Myrnin – lots of work X boredom = catastrophic.
Myrnin + cheese = nightmare… literally
Ever since he wasted $100,000 of her money on a machine he already owned, Amelie had been extremely careful with the money she gave Myrnin. She instructed Claire to confirm whether or not he already had it, and whether or not it was necessary for him to have before she would consider buying him anything.
This upset Myrnin. So, he would pout the day away, ignoring Claire when she informed him his request had been denied, and even caused Bob to be sent to the vet with malnutrition because he decided to eat Bob's food himself.
That is, however, until the day a parcel arrived for him. It was addressed to 'Mr Myrnin, aka Trapdoor Spider' and had the most intoxicating aroma… of cheese. He hadn't been allowed cheese by Amelie since Prague in the late Tudor period, where he had eaten so much cheese; he deemed it a good idea to do tippletales (somersaults) down Petřín hill on the edge of town. Needless to say, they left Prague pretty quickly after that moment.

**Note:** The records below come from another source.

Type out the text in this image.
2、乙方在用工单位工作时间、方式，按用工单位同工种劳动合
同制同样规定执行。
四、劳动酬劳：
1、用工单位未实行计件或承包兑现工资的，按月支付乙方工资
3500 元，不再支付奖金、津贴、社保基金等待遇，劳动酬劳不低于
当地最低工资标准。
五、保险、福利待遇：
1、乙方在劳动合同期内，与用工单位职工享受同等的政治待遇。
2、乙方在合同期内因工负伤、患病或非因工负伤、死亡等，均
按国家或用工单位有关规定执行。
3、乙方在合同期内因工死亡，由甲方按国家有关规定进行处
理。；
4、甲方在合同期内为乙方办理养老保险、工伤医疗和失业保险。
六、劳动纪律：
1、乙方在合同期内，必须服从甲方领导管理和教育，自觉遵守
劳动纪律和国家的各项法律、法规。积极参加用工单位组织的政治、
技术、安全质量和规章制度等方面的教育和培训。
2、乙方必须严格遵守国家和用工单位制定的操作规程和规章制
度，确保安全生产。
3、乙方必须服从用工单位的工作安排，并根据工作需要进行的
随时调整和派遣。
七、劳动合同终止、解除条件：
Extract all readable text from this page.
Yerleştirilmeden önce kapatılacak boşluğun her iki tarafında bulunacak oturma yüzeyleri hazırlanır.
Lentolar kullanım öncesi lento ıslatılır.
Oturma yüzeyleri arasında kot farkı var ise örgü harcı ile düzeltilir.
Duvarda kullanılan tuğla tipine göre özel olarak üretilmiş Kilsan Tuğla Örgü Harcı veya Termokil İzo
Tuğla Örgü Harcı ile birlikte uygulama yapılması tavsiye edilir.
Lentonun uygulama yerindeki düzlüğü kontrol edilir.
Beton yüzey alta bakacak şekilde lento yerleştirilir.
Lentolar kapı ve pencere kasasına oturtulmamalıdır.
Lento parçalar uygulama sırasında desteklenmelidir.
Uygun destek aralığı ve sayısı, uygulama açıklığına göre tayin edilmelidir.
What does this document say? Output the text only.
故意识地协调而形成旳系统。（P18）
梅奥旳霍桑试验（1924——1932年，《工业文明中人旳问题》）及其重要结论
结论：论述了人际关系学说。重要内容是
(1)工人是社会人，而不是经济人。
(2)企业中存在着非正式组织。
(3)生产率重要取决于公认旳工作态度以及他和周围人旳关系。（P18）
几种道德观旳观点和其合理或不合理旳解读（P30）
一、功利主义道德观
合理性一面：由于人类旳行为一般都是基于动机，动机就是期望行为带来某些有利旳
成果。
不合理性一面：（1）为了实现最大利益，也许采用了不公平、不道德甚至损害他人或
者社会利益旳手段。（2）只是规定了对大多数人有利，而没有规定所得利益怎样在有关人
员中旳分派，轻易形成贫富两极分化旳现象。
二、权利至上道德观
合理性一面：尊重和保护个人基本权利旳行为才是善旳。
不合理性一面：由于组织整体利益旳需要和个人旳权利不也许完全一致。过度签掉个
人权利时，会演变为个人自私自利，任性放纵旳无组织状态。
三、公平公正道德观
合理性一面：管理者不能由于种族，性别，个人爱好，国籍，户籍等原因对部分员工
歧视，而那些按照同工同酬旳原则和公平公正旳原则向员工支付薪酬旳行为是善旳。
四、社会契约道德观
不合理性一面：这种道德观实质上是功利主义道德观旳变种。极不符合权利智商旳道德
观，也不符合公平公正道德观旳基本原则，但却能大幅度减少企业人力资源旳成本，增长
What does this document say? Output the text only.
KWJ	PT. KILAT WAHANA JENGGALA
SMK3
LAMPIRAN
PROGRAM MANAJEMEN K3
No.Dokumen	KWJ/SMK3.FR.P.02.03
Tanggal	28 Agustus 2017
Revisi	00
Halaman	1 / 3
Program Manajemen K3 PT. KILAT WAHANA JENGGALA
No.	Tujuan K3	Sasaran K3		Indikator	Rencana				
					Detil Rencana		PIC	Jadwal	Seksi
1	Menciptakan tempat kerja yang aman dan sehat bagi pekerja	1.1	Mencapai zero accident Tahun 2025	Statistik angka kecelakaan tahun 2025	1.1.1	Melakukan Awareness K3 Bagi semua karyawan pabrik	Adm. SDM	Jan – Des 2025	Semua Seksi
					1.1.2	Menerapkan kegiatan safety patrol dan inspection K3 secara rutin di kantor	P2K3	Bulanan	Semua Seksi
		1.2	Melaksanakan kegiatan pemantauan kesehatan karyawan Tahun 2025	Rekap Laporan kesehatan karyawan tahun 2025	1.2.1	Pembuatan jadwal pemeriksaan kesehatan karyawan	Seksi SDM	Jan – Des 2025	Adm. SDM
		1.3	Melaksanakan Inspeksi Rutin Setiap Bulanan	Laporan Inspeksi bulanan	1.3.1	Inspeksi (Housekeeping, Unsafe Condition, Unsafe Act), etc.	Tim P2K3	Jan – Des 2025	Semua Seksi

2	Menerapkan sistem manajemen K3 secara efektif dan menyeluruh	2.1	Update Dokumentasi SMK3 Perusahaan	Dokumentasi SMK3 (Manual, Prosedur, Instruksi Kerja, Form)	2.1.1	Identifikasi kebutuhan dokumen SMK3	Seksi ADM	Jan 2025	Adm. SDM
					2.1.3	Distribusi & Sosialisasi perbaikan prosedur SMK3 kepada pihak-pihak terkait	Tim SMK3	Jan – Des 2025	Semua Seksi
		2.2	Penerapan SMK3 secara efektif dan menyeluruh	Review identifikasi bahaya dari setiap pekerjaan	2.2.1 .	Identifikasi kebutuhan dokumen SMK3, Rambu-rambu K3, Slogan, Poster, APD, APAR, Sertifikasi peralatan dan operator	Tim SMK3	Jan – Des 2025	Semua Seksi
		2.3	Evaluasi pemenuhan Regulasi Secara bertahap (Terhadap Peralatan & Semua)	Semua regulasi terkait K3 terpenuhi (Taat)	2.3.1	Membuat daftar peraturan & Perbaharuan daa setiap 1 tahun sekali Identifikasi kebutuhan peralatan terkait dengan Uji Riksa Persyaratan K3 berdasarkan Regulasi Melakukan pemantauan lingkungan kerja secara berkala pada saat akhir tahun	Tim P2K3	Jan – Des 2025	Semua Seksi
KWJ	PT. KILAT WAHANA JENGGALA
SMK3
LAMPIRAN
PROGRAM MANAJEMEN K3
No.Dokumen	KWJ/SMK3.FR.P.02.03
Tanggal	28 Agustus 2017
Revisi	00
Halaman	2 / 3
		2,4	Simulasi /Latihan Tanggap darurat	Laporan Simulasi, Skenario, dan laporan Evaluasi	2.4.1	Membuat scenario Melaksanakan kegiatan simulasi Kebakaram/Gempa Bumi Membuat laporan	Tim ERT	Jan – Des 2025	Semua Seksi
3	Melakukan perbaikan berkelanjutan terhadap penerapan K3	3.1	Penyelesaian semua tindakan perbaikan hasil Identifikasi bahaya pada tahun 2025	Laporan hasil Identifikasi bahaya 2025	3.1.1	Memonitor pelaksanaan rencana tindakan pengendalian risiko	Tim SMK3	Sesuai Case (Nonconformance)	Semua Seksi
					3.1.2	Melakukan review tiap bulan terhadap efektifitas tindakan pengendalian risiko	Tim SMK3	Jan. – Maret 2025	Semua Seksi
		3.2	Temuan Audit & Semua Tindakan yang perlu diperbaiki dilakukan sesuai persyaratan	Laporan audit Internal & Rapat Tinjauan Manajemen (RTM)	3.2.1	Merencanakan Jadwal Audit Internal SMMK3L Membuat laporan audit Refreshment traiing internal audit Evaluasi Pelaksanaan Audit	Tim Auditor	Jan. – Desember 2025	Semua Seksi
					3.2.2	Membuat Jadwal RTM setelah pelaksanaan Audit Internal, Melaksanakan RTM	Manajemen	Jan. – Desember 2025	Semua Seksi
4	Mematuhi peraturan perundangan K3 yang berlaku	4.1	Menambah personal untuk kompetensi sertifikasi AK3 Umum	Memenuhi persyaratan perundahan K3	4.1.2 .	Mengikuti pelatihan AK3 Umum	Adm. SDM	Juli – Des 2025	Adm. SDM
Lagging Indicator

And he had never been allowed cheese again.
So, this was another reason why Myrnin was mad at Amelie; the arrival of the parcel for him made him remember how much he loved cheese and how sad he had been when Amelie insisted he couldn't have anymore. He was so mad that he almost threw her from the top of the Houses of Parliament… well; he would of, if he could have gotten her up there. She had always had a fear of heights when he was around.
But then, just then, he had a whole box of cheese! It was a box entirely for him; it was even labeled to show that it was for him and Amelie couldn't say that the box had been given to him instead of the Day woman. Whilst she was a nice enough lady, she didn't eat cheese and she didn't seem too keen on him working at 3 in the morning.
Myrnin took the box into the lab and locked the door, thinking that this would make sure that his stuff (decrepit and old now that Amelie and Claire were in cahoots to make sure he didn't get any new stuff) was safe from burglars when he was infatuated with his cheese. First he would smell it, to lock in the memory of the scent in his brain for the next billion years that it would take for someone to buy him it again. He wasn't allowed to buy cheese: Amelie had made sure he was blackballed from all cheese products, which was a little lonely for poor Myrnin, and he couldn't even order it online because Amelie had had Frank block all the sites that Myrnin could use to buy any kind of cheese… something Frank took great pleasure in doing.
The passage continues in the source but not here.